Mardi 14 juillet, démissionnait Bari Weiss, journaliste en charge des pages « opinion » du prestigieux New York Times, occasionnant une nouvelle crise au sein de sa rédaction.

La journaliste, dont l’indépendance d’esprit avait été récompensée en 2018 par le Prix Bastiat de la Reason Foundation, explique avec franchise et amertume la guerre idéologique qui est en train de se dérouler dans la presse entre deux conceptions du métier :

« Les histoires sont choisies et racontées de manière à satisfaire le public le plus restreint, plutôt que de permettre à un public curieux de lire sur le monde et de tirer ensuite ses propres conclusions. On m’a toujours enseigné que les journalistes étaient chargés d’écrire la première ébauche de l’histoire. Aujourd’hui, l’histoire elle-même est une chose éphémère de plus, moulée pour répondre aux besoins d’un récit prédéterminé. »

Ce récit prédéterminé doit répondre aux impératifs idéologiques et antilibéraux du nouveau discours de la gauche identitaire, sorte de miroir de la droite identitaire de Donald Trump, dont les défenseurs se comportent comme les pires des censeurs :

« Mes […] incursions dans le domaine du « mal penser » m’ont valu d’être constamment harcelée par des collègues qui ne partagent pas mon point de vue. Ils m’ont traitée de nazi et de raciste ; j’ai appris à ignorer les commentaires sur ma façon « d’écrire à nouveau sur les Juifs ».

Plusieurs collègues perçus comme étant amicaux avec moi ont été harcelés par des collègues de travail. Mon travail et mon caractère sont ouvertement dévalorisés sur les chaînes Slack de toute l’entreprise, où les rédacteurs en chef interviennent régulièrement.

Là, certains collègues insistent sur le fait que je dois être délogée si l’on veut que cette entreprise soit vraiment « inclusive », tandis que d’autres affichent des émojis de hache à côté de mon nom.
D’autres employés du New York Times me traitent publiquement de menteuse et de réactionnaire sur Twitter, sans craindre d’être sanctionnés de harcèlement par des mesures appropriées. Ils ne le sont jamais. »

L’éditorial de The Economist cette semaine s’est aussi fait l’écho de la dérive identitaire qui polarise les rédactions et assèche les esprits les mieux disposés en faveur des droits des minorités. Comme Bari Weiss, The Economist observe la polarisation identitaire en cours.

 

Polarisation identitaire

La dégradation du climat entre le clan de Donald Trump d’un côté et celui de la gauche révoltée par l’affaire George Floyd y est qualifiée de véritable « guerre culturelle centrée sur la race ».

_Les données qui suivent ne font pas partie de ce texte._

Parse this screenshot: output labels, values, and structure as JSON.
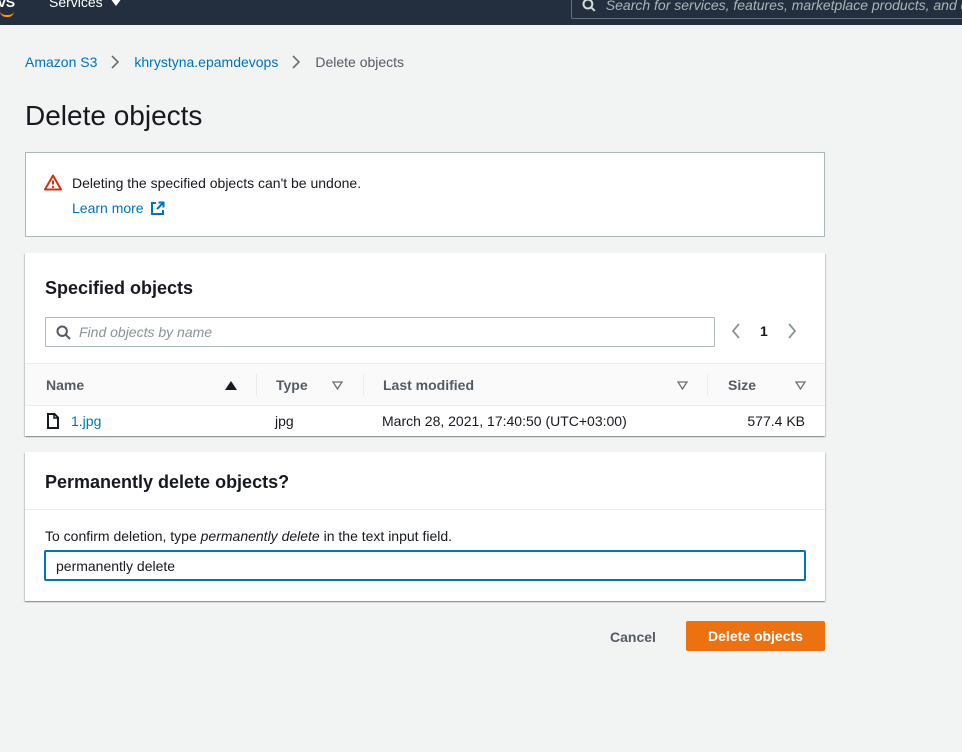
{
  "nav": {
    "logo_fragment": "vS",
    "services_label": "Services",
    "search_placeholder": "Search for services, features, marketplace products, and d"
  },
  "breadcrumb": {
    "items": [
      "Amazon S3",
      "khrystyna.epamdevops"
    ],
    "current": "Delete objects"
  },
  "page_title": "Delete objects",
  "alert": {
    "message": "Deleting the specified objects can't be undone.",
    "link_label": "Learn more",
    "color": "#d13212"
  },
  "objects": {
    "heading": "Specified objects",
    "filter_placeholder": "Find objects by name",
    "page_number": "1",
    "columns": [
      "Name",
      "Type",
      "Last modified",
      "Size"
    ],
    "rows": [
      {
        "name": "1.jpg",
        "type": "jpg",
        "last_modified": "March 28, 2021, 17:40:50 (UTC+03:00)",
        "size": "577.4 KB"
      }
    ]
  },
  "confirm": {
    "heading": "Permanently delete objects?",
    "instruction_before": "To confirm deletion, type ",
    "instruction_em": "permanently delete",
    "instruction_after": " in the text input field.",
    "input_value": "permanently delete"
  },
  "actions": {
    "cancel_label": "Cancel",
    "delete_label": "Delete objects",
    "accent": "#ec7211"
  }
}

Les libéraux se sont tout naturellement rangés en faveur de la justice et contre le racisme, mais font aujourd’hui face à des concurrents gauchistes issus des universités qui rejettent la notion de progrès :

«[Cette approche] définit tout le monde en termes de race, et toute action comme raciste ou antiraciste. Elle n’est pas encore dominante, mais elle se répand au-delà des universités dans la vie quotidienne. Si elle devait supplanter les valeurs libérales, alors l’intimidation refroidirait le débat ouvert et sèmera la division au désavantage de tous, des Noirs comme des Blancs. »

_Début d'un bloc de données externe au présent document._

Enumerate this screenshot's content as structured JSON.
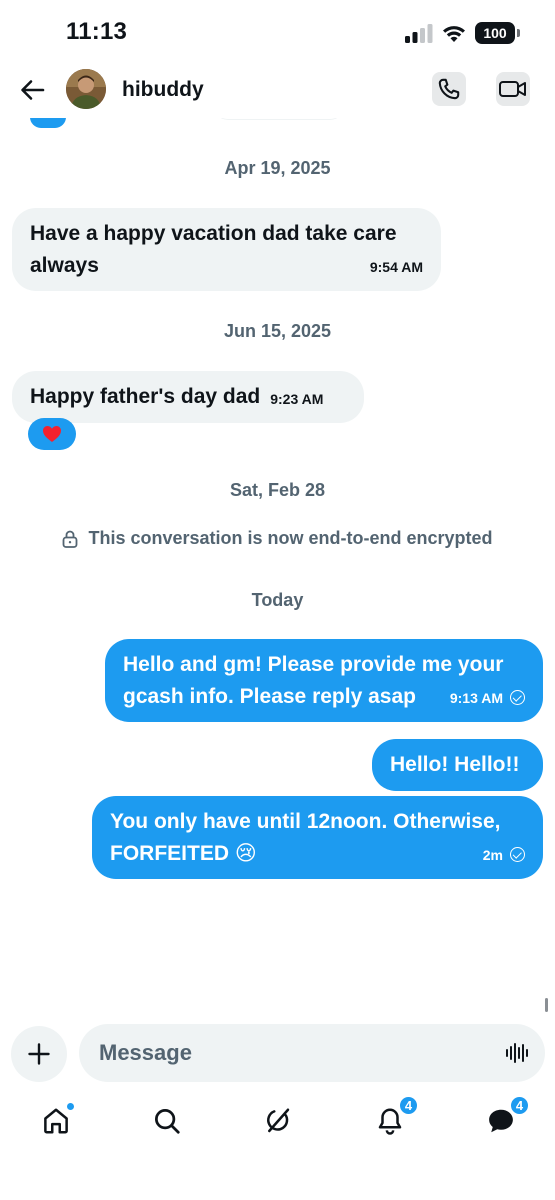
{
  "status_bar": {
    "time": "11:13",
    "battery": "100"
  },
  "header": {
    "contact_name": "hibuddy"
  },
  "chat": {
    "dates": {
      "apr19": "Apr 19, 2025",
      "jun15": "Jun 15, 2025",
      "feb28": "Sat, Feb 28",
      "today": "Today"
    },
    "encryption_notice": "This conversation is now end-to-end encrypted",
    "messages": [
      {
        "direction": "incoming",
        "text_line1": "Have a happy vacation dad take care",
        "text_line2": "always",
        "time": "9:54 AM"
      },
      {
        "direction": "incoming",
        "text": "Happy father's day dad",
        "time": "9:23 AM",
        "reaction": "❤️"
      },
      {
        "direction": "outgoing",
        "text_line1": "Hello and gm! Please provide me your",
        "text_line2": "gcash info. Please reply asap",
        "time": "9:13 AM",
        "status": "seen"
      },
      {
        "direction": "outgoing",
        "text": "Hello! Hello!!"
      },
      {
        "direction": "outgoing",
        "text_line1": "You only have until 12noon. Otherwise,",
        "text_line2": "FORFEITED 😢",
        "time": "2m",
        "status": "seen"
      }
    ]
  },
  "composer": {
    "placeholder": "Message"
  },
  "bottom_nav": {
    "items": [
      "home-icon",
      "search-icon",
      "grok-icon",
      "notifications-icon",
      "messages-icon"
    ],
    "notifications_badge": "4",
    "messages_badge": "4"
  },
  "colors": {
    "accent": "#1d9bf0",
    "incoming_bubble": "#eff3f4",
    "secondary_text": "#536471"
  }
}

Comme Bari Weiss dans sa lettre de démission, comme les 150 intellectuels progressistes qui se sont mobilisés dans The Harper’s Magazine contre la cancel culture, et maintenant comme The Economist, les esprits se mobilisent pour défendre le libre échange des idées et la liberté de débattre menacés par le clanisme identitaire.

En France, les entrepreneurs identitaires n’ont pas encore totalement phagocyté le débat public, mais les intimidations et les démonstrations de force se multiplient, souvent relayées par des médias complaisants.

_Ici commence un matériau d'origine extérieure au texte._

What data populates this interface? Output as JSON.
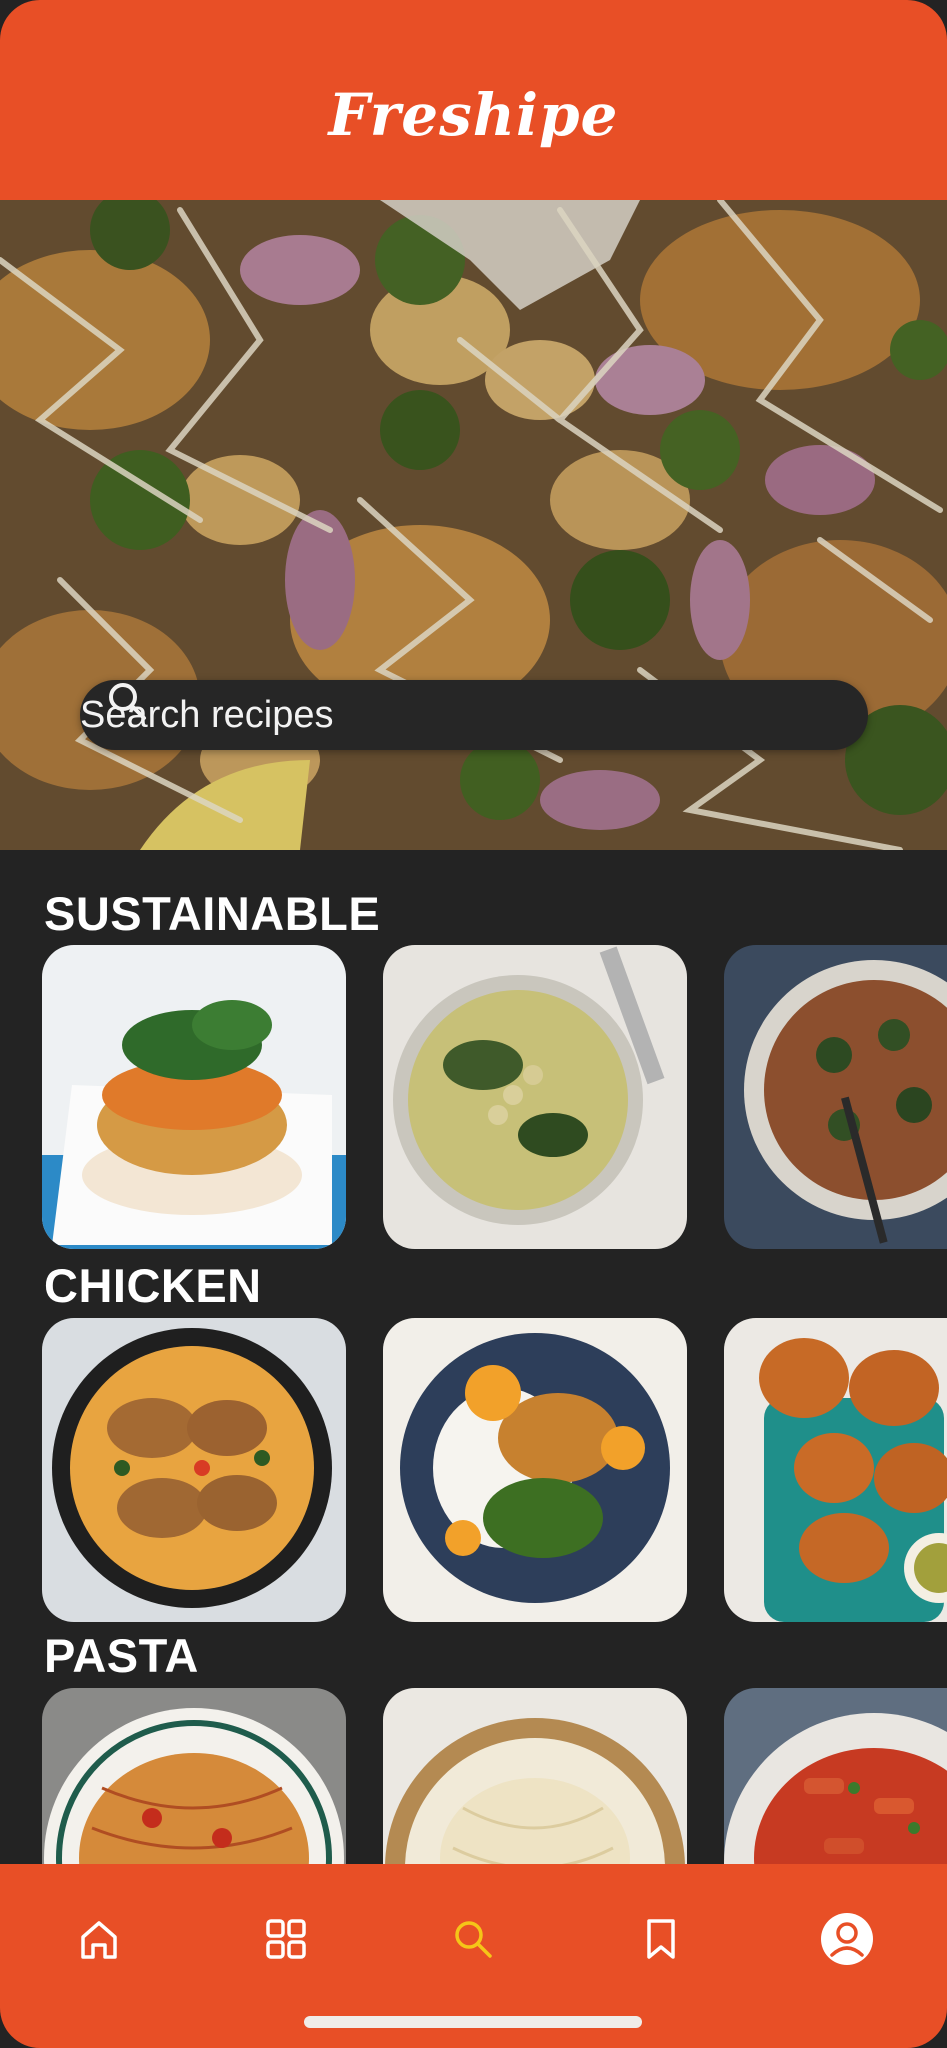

Notons aussi qu’aujourd’hui, la gauche anglo-américaine se réveille en voyant que la nouvelle génération veut la faire taire brutalement. Combien d’entre eux s’étaient mobilisés hier pour la liberté d’expression en faveur des conservateurs et les libéraux classiques quand ils étaient exclus des campus, des réseaux sociaux et des médias ?

 

Unis dans la défense du libéralisme politique

La défense du pluralisme professée par les Peter Thiel, les Charles Murray ou les Niall Ferguson avait-elle été entendue avant que la crise ne dévore la gauche elle-même ? Il a fallu que la crise touche toutes les rédactions pour qu’enfin la mobilisation se face en faveur des valeurs du libéralisme politique, au plus grand bénéfice de tous.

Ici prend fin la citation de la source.